Cormac McCarthy (b. 1933) is an American novelist and playwright. He has written 10 novels. The Road, published in 2006, has won both the Pulitzer Prize and the James Tait Black Memorial Prize for Fiction. It was adapted into a film of the same name, released in 2009. He has two sons, and had the second fairly late in life. It was this son, John Francis McCarthy, who inspired The Road, and to whom the book is dedicated.

McCarthy appeared on the Oprah Winfrey show on 5th June 2007. He told her that he favours ‘simple declarative sentences’ and that he uses capital letters, full stops, occasional commas and colons for signifying a list, but ‘never a semicolon.’ He does not use quotation marks for dialogue and believes there is no reason to ‘blot the page up with weird little marks’.
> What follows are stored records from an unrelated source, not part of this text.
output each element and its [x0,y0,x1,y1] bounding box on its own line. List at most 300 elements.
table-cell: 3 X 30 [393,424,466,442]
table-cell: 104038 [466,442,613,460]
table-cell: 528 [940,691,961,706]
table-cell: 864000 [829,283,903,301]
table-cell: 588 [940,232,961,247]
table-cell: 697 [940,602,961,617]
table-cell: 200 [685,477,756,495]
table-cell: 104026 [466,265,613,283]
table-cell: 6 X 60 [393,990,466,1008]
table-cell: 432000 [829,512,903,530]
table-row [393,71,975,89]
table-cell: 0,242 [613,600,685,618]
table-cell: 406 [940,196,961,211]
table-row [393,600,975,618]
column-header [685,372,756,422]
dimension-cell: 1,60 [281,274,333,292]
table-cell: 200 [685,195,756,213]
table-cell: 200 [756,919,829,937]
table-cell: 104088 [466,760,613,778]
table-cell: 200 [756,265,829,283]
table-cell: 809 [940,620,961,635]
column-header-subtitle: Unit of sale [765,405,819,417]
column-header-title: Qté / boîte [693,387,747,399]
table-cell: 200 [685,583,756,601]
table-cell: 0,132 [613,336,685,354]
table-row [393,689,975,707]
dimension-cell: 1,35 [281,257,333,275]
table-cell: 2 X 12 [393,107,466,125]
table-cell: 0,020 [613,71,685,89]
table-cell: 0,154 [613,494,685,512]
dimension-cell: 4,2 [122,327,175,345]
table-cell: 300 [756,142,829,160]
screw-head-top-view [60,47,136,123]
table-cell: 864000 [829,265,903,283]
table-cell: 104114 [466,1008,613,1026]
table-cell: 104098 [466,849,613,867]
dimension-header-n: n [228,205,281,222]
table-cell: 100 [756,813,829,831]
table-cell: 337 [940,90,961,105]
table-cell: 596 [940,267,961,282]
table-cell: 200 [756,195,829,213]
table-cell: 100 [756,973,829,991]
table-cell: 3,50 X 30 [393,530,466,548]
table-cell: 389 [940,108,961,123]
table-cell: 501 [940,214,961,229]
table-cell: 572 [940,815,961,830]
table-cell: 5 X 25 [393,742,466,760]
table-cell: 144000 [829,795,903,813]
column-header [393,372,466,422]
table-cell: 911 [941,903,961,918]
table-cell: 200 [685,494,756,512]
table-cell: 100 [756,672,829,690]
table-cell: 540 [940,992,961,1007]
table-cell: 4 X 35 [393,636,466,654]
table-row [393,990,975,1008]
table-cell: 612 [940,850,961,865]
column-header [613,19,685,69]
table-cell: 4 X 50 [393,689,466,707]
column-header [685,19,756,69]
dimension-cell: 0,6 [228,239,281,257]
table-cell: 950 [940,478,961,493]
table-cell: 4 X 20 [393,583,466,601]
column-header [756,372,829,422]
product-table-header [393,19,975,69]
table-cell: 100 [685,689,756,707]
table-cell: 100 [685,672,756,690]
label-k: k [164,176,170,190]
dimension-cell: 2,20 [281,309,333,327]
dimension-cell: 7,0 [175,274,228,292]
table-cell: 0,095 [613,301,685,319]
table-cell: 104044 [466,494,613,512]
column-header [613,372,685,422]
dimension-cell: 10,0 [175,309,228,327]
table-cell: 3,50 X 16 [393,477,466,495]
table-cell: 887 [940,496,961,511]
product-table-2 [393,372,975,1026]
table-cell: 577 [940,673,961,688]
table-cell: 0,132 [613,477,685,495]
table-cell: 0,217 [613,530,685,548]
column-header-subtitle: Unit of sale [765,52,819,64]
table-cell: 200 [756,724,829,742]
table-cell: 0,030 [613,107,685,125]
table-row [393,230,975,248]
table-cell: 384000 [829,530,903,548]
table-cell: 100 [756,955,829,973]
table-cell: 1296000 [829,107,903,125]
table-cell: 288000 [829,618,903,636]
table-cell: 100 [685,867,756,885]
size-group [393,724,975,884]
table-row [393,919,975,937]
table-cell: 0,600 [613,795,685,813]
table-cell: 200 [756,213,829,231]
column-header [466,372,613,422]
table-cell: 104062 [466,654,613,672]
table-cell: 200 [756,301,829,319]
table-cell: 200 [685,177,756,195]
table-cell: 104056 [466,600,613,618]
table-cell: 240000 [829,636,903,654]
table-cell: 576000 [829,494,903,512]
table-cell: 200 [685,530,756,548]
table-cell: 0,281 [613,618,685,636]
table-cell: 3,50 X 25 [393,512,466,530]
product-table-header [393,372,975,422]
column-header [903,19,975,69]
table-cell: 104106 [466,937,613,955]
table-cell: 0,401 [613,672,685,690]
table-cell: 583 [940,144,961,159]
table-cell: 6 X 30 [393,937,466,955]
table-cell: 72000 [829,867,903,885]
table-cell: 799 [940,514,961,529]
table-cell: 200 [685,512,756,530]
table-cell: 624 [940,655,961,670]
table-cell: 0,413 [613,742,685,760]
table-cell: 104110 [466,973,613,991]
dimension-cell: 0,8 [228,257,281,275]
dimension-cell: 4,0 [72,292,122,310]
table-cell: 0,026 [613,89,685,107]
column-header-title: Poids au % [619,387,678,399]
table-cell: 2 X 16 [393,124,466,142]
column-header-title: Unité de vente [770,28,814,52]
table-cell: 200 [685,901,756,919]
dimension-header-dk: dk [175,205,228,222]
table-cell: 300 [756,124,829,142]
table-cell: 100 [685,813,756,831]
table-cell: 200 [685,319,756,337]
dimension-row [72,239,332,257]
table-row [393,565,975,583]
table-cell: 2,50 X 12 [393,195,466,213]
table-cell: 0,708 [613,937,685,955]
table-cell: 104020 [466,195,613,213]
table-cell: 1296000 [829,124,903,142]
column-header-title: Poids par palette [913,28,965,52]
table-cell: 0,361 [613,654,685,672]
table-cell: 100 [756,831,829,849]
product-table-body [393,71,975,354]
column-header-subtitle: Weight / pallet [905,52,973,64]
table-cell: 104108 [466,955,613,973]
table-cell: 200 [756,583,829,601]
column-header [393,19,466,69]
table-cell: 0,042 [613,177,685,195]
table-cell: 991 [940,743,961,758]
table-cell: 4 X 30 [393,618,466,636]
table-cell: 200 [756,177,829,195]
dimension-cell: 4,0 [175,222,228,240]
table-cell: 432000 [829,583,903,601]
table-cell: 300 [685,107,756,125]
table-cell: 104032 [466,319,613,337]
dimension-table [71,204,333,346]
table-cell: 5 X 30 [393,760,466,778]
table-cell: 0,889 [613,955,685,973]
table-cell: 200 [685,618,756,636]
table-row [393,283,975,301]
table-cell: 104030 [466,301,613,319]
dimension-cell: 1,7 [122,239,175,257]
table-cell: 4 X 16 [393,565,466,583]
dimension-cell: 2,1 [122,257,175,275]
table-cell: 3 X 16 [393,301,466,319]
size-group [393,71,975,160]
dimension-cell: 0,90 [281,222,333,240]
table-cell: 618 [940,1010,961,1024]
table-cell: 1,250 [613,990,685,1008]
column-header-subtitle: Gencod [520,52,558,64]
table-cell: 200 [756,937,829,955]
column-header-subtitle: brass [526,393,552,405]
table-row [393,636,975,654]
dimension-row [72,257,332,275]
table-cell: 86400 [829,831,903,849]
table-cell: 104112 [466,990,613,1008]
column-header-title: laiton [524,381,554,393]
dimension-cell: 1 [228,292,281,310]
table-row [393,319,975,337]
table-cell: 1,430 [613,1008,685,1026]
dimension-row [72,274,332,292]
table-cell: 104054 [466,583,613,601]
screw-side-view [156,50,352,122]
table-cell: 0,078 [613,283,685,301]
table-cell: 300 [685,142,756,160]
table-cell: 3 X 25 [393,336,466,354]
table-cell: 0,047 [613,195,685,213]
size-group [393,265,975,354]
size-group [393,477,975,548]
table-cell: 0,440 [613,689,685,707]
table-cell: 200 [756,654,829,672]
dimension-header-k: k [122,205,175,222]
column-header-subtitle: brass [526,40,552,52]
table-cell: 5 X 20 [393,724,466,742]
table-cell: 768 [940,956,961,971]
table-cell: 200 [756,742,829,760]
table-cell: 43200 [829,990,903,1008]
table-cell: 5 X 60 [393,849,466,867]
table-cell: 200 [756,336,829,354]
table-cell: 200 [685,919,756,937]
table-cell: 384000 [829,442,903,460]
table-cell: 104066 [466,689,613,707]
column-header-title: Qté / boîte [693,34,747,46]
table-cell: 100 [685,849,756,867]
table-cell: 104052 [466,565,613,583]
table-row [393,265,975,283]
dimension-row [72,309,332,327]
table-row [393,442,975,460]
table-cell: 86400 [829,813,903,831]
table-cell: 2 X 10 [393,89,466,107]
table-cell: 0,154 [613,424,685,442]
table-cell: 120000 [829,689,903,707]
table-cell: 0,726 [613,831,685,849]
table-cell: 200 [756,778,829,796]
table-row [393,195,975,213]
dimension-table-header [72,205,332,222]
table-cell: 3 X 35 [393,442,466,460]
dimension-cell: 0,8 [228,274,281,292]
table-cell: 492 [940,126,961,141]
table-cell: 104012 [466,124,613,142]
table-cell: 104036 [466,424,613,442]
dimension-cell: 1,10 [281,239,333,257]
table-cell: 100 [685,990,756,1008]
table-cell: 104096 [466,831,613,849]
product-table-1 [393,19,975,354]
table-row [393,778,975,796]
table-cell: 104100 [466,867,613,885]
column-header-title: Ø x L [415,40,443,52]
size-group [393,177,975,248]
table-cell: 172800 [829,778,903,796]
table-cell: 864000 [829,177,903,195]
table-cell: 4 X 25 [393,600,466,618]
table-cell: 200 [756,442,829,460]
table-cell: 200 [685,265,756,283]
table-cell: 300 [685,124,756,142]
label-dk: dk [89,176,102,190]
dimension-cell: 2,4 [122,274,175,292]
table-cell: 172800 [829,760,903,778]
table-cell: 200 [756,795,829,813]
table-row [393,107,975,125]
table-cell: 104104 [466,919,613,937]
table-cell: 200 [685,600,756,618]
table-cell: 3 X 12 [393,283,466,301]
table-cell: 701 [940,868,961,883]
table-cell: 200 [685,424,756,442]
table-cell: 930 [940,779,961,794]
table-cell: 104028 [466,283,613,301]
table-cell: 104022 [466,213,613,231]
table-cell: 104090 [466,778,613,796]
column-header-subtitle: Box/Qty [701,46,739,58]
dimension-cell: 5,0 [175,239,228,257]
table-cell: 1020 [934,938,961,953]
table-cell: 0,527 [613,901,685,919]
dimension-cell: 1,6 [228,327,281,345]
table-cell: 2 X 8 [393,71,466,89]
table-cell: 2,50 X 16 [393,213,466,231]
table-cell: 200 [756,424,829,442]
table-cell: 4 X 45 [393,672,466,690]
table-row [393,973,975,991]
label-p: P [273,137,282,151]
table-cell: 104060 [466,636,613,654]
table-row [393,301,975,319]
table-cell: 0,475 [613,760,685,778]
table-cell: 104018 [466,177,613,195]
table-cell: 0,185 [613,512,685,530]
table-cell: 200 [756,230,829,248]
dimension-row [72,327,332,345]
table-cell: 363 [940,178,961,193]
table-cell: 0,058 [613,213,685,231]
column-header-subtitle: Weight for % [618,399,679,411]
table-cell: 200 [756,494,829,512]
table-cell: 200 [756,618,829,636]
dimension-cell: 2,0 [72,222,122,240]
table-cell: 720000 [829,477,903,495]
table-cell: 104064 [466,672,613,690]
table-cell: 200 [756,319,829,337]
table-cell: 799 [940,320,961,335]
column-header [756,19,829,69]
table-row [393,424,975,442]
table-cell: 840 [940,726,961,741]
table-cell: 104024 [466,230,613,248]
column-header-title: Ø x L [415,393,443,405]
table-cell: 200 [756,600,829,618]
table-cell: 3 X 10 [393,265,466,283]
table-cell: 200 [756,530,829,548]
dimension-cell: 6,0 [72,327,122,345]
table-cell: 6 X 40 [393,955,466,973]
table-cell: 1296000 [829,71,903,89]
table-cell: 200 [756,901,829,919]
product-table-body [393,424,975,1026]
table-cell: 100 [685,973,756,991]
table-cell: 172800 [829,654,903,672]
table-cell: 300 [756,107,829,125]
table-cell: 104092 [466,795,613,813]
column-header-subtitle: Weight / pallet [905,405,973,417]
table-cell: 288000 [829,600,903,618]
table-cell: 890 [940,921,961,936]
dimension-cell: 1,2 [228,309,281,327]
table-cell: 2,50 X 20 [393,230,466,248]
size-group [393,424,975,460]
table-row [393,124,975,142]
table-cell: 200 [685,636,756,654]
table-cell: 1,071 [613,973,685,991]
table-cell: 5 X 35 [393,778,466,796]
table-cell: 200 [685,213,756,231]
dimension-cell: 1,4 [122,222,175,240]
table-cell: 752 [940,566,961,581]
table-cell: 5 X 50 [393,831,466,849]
The Road has similar themes to other novels by the author, examining American history and contemporary themes and worries. His other novels include:
  • Blood Meridian (1985). Blood Meridian is a Western, and the central character is a boy with no name other than ‘the kid’. As in The Road, there are no speech marks for dialogue and there is frequent usage of more archaic words. The kid lives in a dangerous and violent world, and he chooses a way of life that matches his surroundings.
  • All the Pretty Horses (1992). All the Pretty Horses also concerns isolation, and the inherent character of human beings.
  • No Country for Old Men (2005). No Country for Old Men is set in the 1980s, and concerns a drug deal that goes wrong on the Mexican border of the USA. Like The Road, and McCarthy’s other novels, the central characters are male. Some characters in NCFOM are war veterans, showing that the hardships of man are one of McCarthy’s central concerns in his writing.

The Road takes all these themes and amplifies them by placing them in a post-apocalyptic setting. Almost all McCarthy’s previous subjects are revisited and added to in this novel.